Awarded “Custom Media Innovator of the Year” by American Business Media, Voted Who’s Who in Media Business by BtoB MagazineFolio: 40, and recognized as the Most Influential Content Strategist via Lavacon,  Joe travels around North America and Europe  talking to marketers and business owners about how they are indeed publishers, and what they need to do about it.

Joe writes one of the most popular content marketing blogs in the world and is overly passionate about the color orange.

Michael Sebastian (@MSebastian)

Michael Sebastian is the founding editor of PR Daily.

He has also held a variety of editorial roles at Ragan Communications, including staff writer and online community manager.  Prior to joining Ragan Communications, Michael was a newspaper reporter, freelance music writer, and editorial assistant.

Michael lives in Chicago with his wife. In his spare time, he enjoys reading and eating pie. He’s also afraid of bears and lightning.

Want to know more about Michael? Send him an email: michaels@ragan.com.

Tim Washer (@TimWasher)

Tim Washer is Senior Manager of Social Media at Cisco. His social media work has been covered by Advertising Age, ADWEEK, NPR and The New York Times.

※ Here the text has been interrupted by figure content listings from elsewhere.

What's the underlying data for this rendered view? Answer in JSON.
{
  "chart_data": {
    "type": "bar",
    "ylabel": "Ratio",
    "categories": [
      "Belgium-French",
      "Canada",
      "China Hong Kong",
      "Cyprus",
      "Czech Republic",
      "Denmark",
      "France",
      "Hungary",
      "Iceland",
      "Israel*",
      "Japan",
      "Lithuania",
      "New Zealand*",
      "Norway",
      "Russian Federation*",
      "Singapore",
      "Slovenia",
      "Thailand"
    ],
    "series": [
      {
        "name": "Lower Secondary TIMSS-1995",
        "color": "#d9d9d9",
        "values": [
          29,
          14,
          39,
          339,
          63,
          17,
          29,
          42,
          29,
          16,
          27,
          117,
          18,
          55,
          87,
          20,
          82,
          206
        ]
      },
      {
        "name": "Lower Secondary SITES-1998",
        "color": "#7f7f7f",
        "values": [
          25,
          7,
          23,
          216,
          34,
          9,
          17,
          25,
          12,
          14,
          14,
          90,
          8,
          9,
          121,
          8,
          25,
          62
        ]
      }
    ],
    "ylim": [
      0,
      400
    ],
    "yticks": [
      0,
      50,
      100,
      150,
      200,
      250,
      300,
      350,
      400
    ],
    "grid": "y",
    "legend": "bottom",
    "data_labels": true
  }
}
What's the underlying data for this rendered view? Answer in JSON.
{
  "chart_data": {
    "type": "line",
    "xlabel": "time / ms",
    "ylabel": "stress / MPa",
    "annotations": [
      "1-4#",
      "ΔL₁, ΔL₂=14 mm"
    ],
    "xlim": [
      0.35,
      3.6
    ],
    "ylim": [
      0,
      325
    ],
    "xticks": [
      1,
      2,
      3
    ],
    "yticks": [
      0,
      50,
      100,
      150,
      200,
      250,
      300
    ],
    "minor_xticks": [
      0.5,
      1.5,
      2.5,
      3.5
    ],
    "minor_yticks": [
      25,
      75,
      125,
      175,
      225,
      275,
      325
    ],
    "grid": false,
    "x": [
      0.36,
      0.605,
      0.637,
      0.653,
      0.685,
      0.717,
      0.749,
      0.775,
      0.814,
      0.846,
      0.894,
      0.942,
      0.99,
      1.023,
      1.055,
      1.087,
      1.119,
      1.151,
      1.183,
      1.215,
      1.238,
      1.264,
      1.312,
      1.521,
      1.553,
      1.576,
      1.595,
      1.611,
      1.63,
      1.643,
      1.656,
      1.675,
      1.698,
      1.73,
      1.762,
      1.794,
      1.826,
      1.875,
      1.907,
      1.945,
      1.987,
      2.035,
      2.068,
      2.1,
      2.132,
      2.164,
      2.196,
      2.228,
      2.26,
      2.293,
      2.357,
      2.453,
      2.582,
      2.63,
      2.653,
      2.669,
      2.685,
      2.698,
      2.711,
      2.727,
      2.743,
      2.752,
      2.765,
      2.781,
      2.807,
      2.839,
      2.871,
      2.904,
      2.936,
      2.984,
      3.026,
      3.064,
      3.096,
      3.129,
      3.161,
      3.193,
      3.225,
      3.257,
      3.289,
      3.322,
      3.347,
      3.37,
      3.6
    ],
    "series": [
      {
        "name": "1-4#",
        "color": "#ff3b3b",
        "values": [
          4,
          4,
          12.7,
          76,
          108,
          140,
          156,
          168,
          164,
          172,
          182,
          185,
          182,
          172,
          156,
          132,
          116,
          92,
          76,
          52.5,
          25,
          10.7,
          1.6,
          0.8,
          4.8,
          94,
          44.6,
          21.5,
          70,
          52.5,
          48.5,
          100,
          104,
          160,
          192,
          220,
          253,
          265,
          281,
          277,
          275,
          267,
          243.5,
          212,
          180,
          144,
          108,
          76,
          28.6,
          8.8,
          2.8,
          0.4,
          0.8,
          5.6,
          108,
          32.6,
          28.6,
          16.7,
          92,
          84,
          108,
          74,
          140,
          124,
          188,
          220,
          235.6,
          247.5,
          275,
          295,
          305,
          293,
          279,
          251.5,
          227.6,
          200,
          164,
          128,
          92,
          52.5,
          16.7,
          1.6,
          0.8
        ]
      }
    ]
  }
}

He’s presented at SXSWi, The Wall Street Journal Digital Download and Harvard Business School. He holds an MBA from the University of Texas.

Tim’s comedy writing/actor credits include The Late Show with David Letterman, Late Night with ConanO’Brien, SNL and The Onion SportsDome.

YOU.  (Yes.  You.  Reading this.  Right now.)

Guess what! You’re an Earnies judge, too!  After our panel of experts picks the finalists from the entries,  the final decision on the winner will be made by YOU.  And a few thousand of your peers.  Because the final round of judging is crowdsourced!  Thanks in advance for voting!